The Fight for the Soul of American Capitalism

The Fight for the Soul of American Capitalism

One of the most remarkable issues that should be the center stage in the Republican race to the White House has slipped under the radar of much of the Occupy Movement, the nation and the news media; the issue of what defines capitalism. A few weeks ago during one of the Republican debates in Florida Newt Gingrich challenged Mitt Romney on the virtues of private equity firms and whether or not they add jobs to our economy.  This week before the primaries in Michigan, Rick Santorum attacked Romney for opposing the bailout for Detroit but supporting the one for Wall Street. So, who’s right and who’s wrong? And why should Americans care?

 

Capitalism is at a crucial stage in its evolution and politicians looking to define its future only need to look at its recent history to see how it has influenced our culture. Since the early days of Adam Smith capitalist economies have gone through 3 distinct stages of upward emergence: a pre-industrial society defined by rural/agricultural values, an industrial society defined by the values of the industrial revolution, and a post industrial society, which is more aptly known as the New Economy. Somewhere along the line in the last 30 years the promise of the new economy was sidetracked and calls to bring back the values of the old economy grew louder by the day.  This is a fight between what remains of the values of the industrial economy and the promise of the new economy if it’s able to evolve and redefine itself.

 

The ideas for this new economy gained traction in the 1970’s when it preached the values of the clean and white color work of a labor force composed mostly of the service industry, science, knowledge and technology. There will be no heavy lifting in this economy. Manufacturing was quickly becoming a thing of the past. The Reagan era ushered in its values by systemically deregulating every aspect of the industrial economy. Reagan went on to lay down the platform of this new expression of capitalism by curtailing the growing influence of labor unions when he famously fired 11,000 striking air traffic controllers. In doing so he sent a message to American corporations that the scales of fairness have tipped heavily in their favor. While all this was happening Economist Milton Freidman’s  Monetarist ideology that preached the virtues of “only money matters” was taking America by storm. Corporations loved it and with Alan Greenspan becoming the man in charge of money the shift to the new economy was complete. In the  years that followed the Clinton and Bush administrations brought Reagan’s reformist agenda to the banking industry, which gave impetus to financial engineering and placed Wall Street and the bankers squarely in charge of our economy.

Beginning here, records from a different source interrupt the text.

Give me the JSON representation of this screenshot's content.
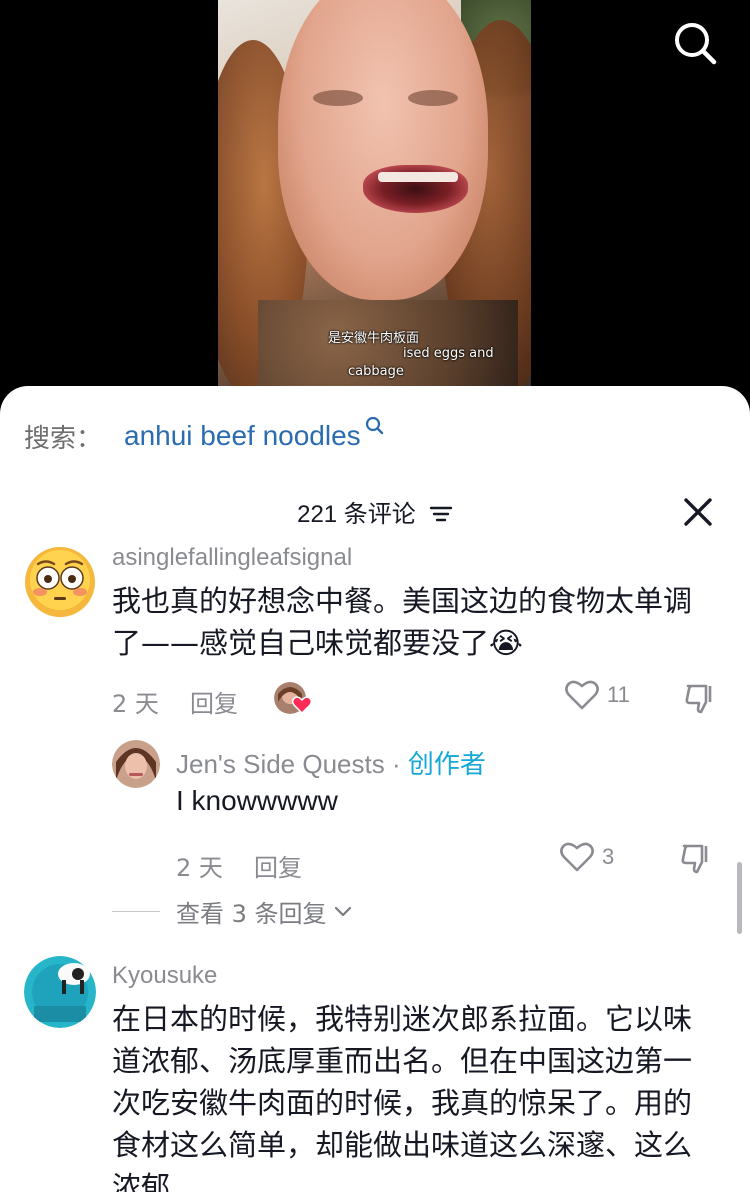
{
  "video": {
    "subtitle_lines": [
      "是安徽牛肉板面",
      "ised eggs and",
      "cabbage"
    ]
  },
  "search": {
    "label": "搜索：",
    "term": "anhui beef noodles"
  },
  "comments_header": {
    "count_text": "221 条评论"
  },
  "comments": [
    {
      "username": "asinglefallingleafsignal",
      "text_line1": "我也真的好想念中餐。美国这边的食物太单调",
      "text_line2": "了——感觉自己味觉都要没了😭",
      "time": "2 天",
      "reply_label": "回复",
      "likes": "11"
    },
    {
      "username": "Jen's Side Quests",
      "separator": " · ",
      "creator_label": "创作者",
      "text": "I knowwwww",
      "time": "2 天",
      "reply_label": "回复",
      "likes": "3"
    },
    {
      "view_replies": "查看 3 条回复"
    },
    {
      "username": "Kyousuke",
      "lines": [
        "在日本的时候，我特别迷次郎系拉面。它以味",
        "道浓郁、汤底厚重而出名。但在中国这边第一",
        "次吃安徽牛肉面的时候，我真的惊呆了。用的",
        "食材这么简单，却能做出味道这么深邃、这么",
        "浓郁"
      ]
    }
  ],
  "colors": {
    "link_blue": "#2b6cb0",
    "creator_blue": "#16a8d6",
    "like_red": "#fe2c55"
  }
}
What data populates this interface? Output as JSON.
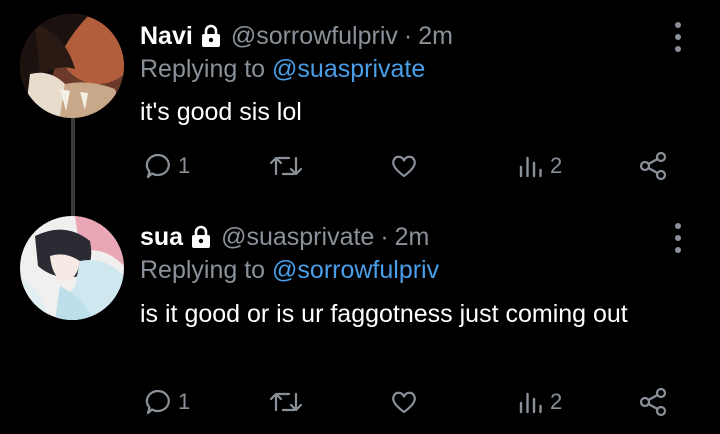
{
  "colors": {
    "background": "#000000",
    "text": "#ffffff",
    "muted": "#8a9199",
    "link": "#4a9ee8"
  },
  "tweets": [
    {
      "name": "Navi",
      "handle": "@sorrowfulpriv",
      "separator": "·",
      "time": "2m",
      "replying_prefix": "Replying to ",
      "replying_to": "@suasprivate",
      "text": "it's good sis lol",
      "reply_count": "1",
      "views_count": "2",
      "icons": [
        "lock-icon",
        "reply-icon",
        "retweet-icon",
        "like-icon",
        "views-icon",
        "share-icon",
        "more-icon"
      ]
    },
    {
      "name": "sua",
      "handle": "@suasprivate",
      "separator": "·",
      "time": "2m",
      "replying_prefix": "Replying to ",
      "replying_to": "@sorrowfulpriv",
      "text": "is it good or is ur faggotness just coming out",
      "reply_count": "1",
      "views_count": "2",
      "icons": [
        "lock-icon",
        "reply-icon",
        "retweet-icon",
        "like-icon",
        "views-icon",
        "share-icon",
        "more-icon"
      ]
    }
  ]
}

This was the sidetrack not the initial vision of the new economy and any definition of the future of capitalism must include this observation.

 

Although prosperity has grown much quicker under this expression of the new economy the unfair redistribution of wealth is very telling of its virtues. This economy favored the stockholder, which excluded much of the working class while the industrial economy catered to the wider stakeholder. CEO pay was roughly 32 times average worker pay in an industrial economy while under this economy it’s more than 330 times. A worker in manufacturing on average makes $18 an hour, while a service worker averages $9 an hour. Economic power under an industrial economy was distributed and diverse, under this economy it’s concentrated and follows the dictates of Wall Street.  Asset values and output under the industrial economy were known and measurable, under this economy they’re vague, notional, and rarely understood. This is the primary reason for how  our government was able to design an effective bailout package for Chrysler and GM. The average well informed, industrial-age business manger understood the challenges the auto industry faced, while very few individuals around the world understood the challenges Wall Street faced. Under this sidetracked economy, gambling with billions became legal and it was clothed in sophisticated algorithms formulated by geniuses in suits whose practices culminated in the financial crisis of 2008. Wall Street was upset at Detroit’s bailout because it lost the bet that would have allowed it to collect 100 cents on the dollar through an insurance policy called a credit default swap if Chrysler and GM were to fail.

This should bring to an end the argument about the toxic and unhealthy practices of Wall Street and bring the debate on which form of capitalism is best, but it isn’t that simple. Wall Street is here to stay, but its practices have to evolve and be made to serve the whole economy. Just as worker abuses were common in the early stages of the evolution of an industrial society, toxic practices are part and parcel of a still emerging knowledge society. Politicians need to look to hire geniuses that understand Wall Street but are committed to serve their country in order to intelligently design the pathways for proper emergence. In the age of financial engineering, this is one element of what I call Smart Government. Politicians preaching the virtues of manufacturing have to also understand that innovation has completely revolutionized the process of manufacturing and its business model has to stand on its own and have the directive that it must compete with emerging economies on its own merits.

Above is a brief summary of 2 of the 5 elements that form the pillars of what I call “Functional Capitalism” which are detailed in my upcoming book about how to design for a future economy based on the emerging science of value systems.